The correct answer has already been found but I’ll post another solution that uses one variable. I want to note also that the reason only integer solutions are accepted is because it is their birthday. Although… celebrating birthdays more than once a year is a great excuse for enjoying more chocolate cake with espresso.
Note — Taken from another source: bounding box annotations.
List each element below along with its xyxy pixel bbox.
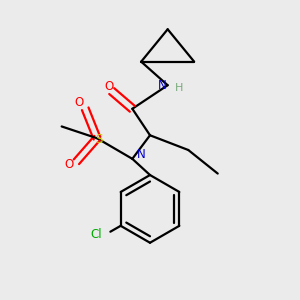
Text: S: S [95,133,102,146]
Text: O: O [104,80,113,93]
Text: Cl: Cl [90,228,101,241]
Text: N: N [158,79,166,92]
Text: O: O [64,158,74,171]
Text: H: H [175,83,184,93]
Text: N: N [137,148,146,161]
Text: O: O [75,96,84,110]
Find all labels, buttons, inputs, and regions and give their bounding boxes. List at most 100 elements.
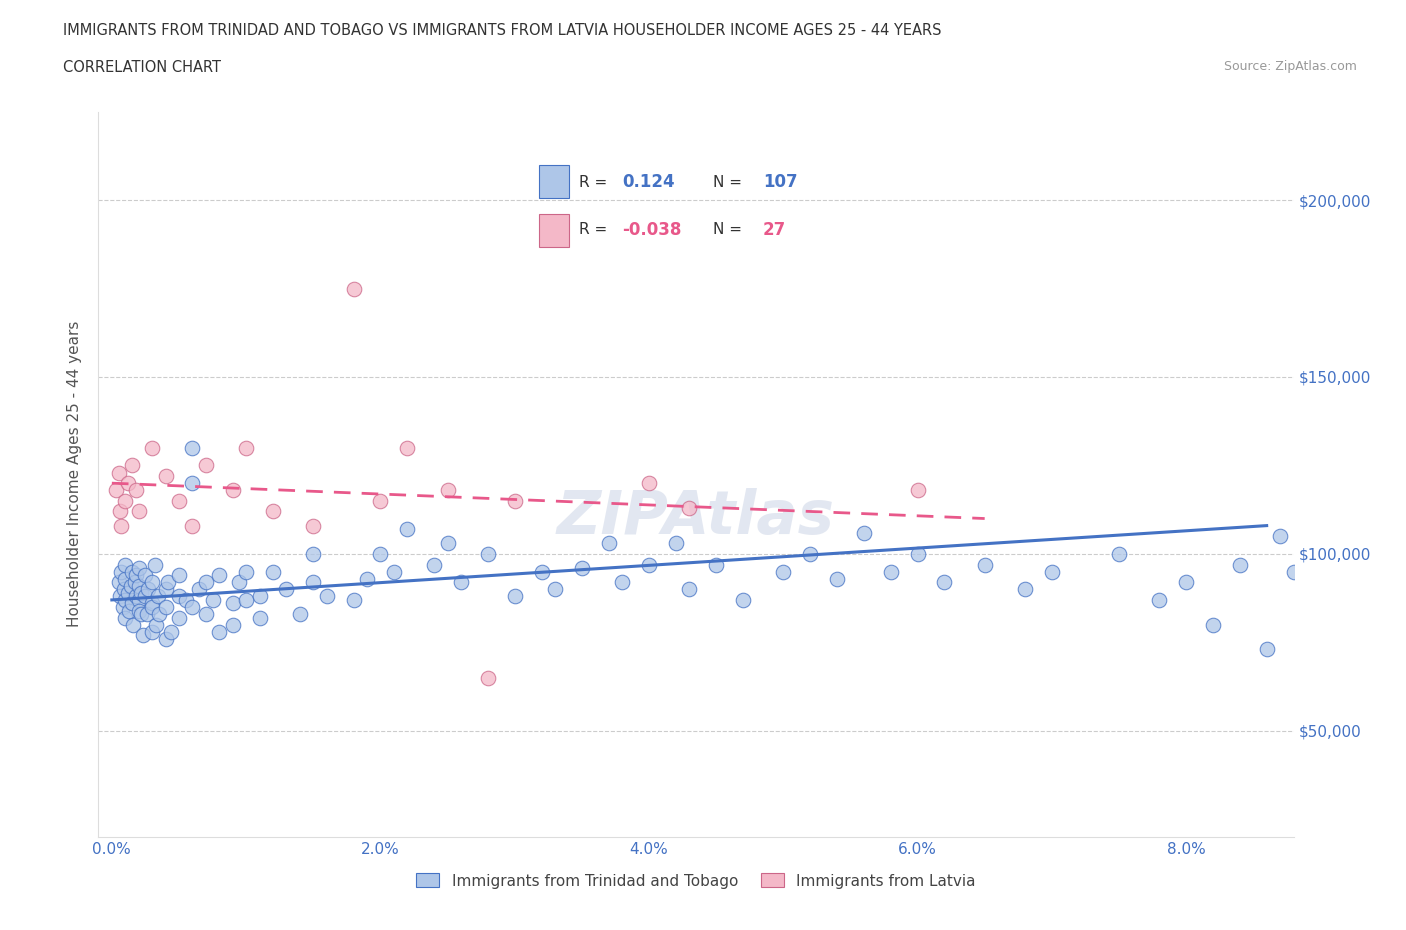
Point [121,458,143,472]
Point [134,567,156,582]
Point [167,610,190,625]
Point [772,565,794,579]
Point [222,618,245,632]
Point [302,518,325,533]
Point [678,500,700,515]
Point [302,547,325,562]
Point [342,592,364,607]
Point [157,575,180,590]
Point [370,547,392,562]
Point [132,628,155,643]
Point [112,582,135,597]
Point [704,557,727,572]
Point [107,575,129,590]
Point [249,610,271,625]
Point [194,606,217,621]
Y-axis label: Householder Income Ages 25 - 44 years: Householder Income Ages 25 - 44 years [67,321,83,628]
Point [731,592,754,607]
Point [370,494,392,509]
Point [907,483,929,498]
Point [122,618,145,632]
Point [125,589,148,604]
Point [208,567,231,582]
Point [235,440,257,455]
Point [382,565,405,579]
Point [973,557,995,572]
Point [302,575,325,590]
Legend: Immigrants from Trinidad and Tobago, Immigrants from Latvia: Immigrants from Trinidad and Tobago, Imm… [411,868,981,895]
Point [181,476,204,491]
Point [145,618,167,632]
Point [155,469,177,484]
Point [665,536,688,551]
Point [436,483,458,498]
Point [181,600,204,615]
Point [108,589,131,604]
Point [450,575,472,590]
Point [155,631,177,646]
Point [121,596,143,611]
Point [174,592,197,607]
Point [134,589,156,604]
Point [128,504,150,519]
Point [155,582,177,597]
Point [104,483,127,498]
Point [879,565,901,579]
Point [167,589,190,604]
Point [110,518,132,533]
Point [396,440,419,455]
Point [1040,565,1063,579]
Point [934,575,956,590]
Point [315,589,337,604]
Point [1175,575,1198,590]
Point [235,592,257,607]
Point [396,522,419,537]
Point [825,571,848,586]
Point [107,465,129,480]
Point [1229,557,1251,572]
Text: Source: ZipAtlas.com: Source: ZipAtlas.com [1223,60,1357,73]
Point [141,600,163,615]
Point [160,624,183,639]
Point [188,582,211,597]
Point [181,440,204,455]
Text: ZIPAtlas: ZIPAtlas [557,488,835,548]
Point [120,578,142,593]
Point [1282,565,1305,579]
Point [852,525,875,540]
Point [128,592,150,607]
Point [136,582,159,597]
Point [544,582,567,597]
Point [131,606,153,621]
Point [114,592,136,607]
Point [208,624,231,639]
Point [1256,642,1278,657]
Point [799,547,821,562]
Point [503,494,526,509]
Point [262,504,284,519]
Point [110,565,132,579]
Point [125,567,148,582]
Point [167,494,190,509]
Point [141,624,163,639]
Point [194,575,217,590]
Point [342,281,364,296]
Point [530,565,553,579]
Point [114,557,136,572]
Point [288,606,311,621]
Point [907,547,929,562]
Point [1268,529,1291,544]
Point [121,565,143,579]
Point [228,575,250,590]
Point [1296,582,1319,597]
Point [678,582,700,597]
Point [638,557,661,572]
Point [571,561,593,576]
Point [423,557,446,572]
Point [148,606,170,621]
Point [1014,582,1036,597]
Point [222,596,245,611]
Text: CORRELATION CHART: CORRELATION CHART [63,60,221,75]
Point [356,571,378,586]
Text: IMMIGRANTS FROM TRINIDAD AND TOBAGO VS IMMIGRANTS FROM LATVIA HOUSEHOLDER INCOME: IMMIGRANTS FROM TRINIDAD AND TOBAGO VS I… [63,23,942,38]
We aren’t told which brother is older so let x be the age of the younger brother. Then x + 10 is the age of the older brother and Sue is either ( x + 8 ) or ( x + 10 ) + 8. Now we want to find an integer solution to one or more of the following:

Twice the younger, thrice the older, Sue is a middle child (if she’s a sibling):

2x + 3(x+10) + x+8 = 72

==> 6x + 38 = 72

==> 6x = 34

Twice the younger, thrice the older, Sue is the oldest:

2x + 3(x+10) + x+18 = 72

==> 6x + 48 = 72

==> 6x = 24

Thrice the younger, twice the older, Sue is in the middle:

3x + 2(x+10) + x+8 = 72

==> 6x + 28 = 72

==> 6x = 44

Thrice the younger, twice the older, Sue is the oldest:

3x + 2(x+10) + x+18 = 72

==> 6x + 38 = 72

==> 6x = 34

We see that the only integer solution is x = 4 so the younger brother is 4, the older is 14 and Sue is 22. Now we are left only with guessing which brother is younger. I’ll hazard that the riddle gives clues. Since Bertie is a nickname for Bert that is more fitting a 4 year old than a 14 year old and the OED defines the word ben as inner or interior my vote is that Ben is in the middle at 14 and Bertie is 4.

October 24, 2007 at 11:44 am

Very nice method, Reg. You’ve reduced the problem to four cases rather than eight, which is a considerable savings in effort.

Your mapping of names to ages is also very persuasive. You prove yourself a sensitive and discerning hermeneut. Bravo!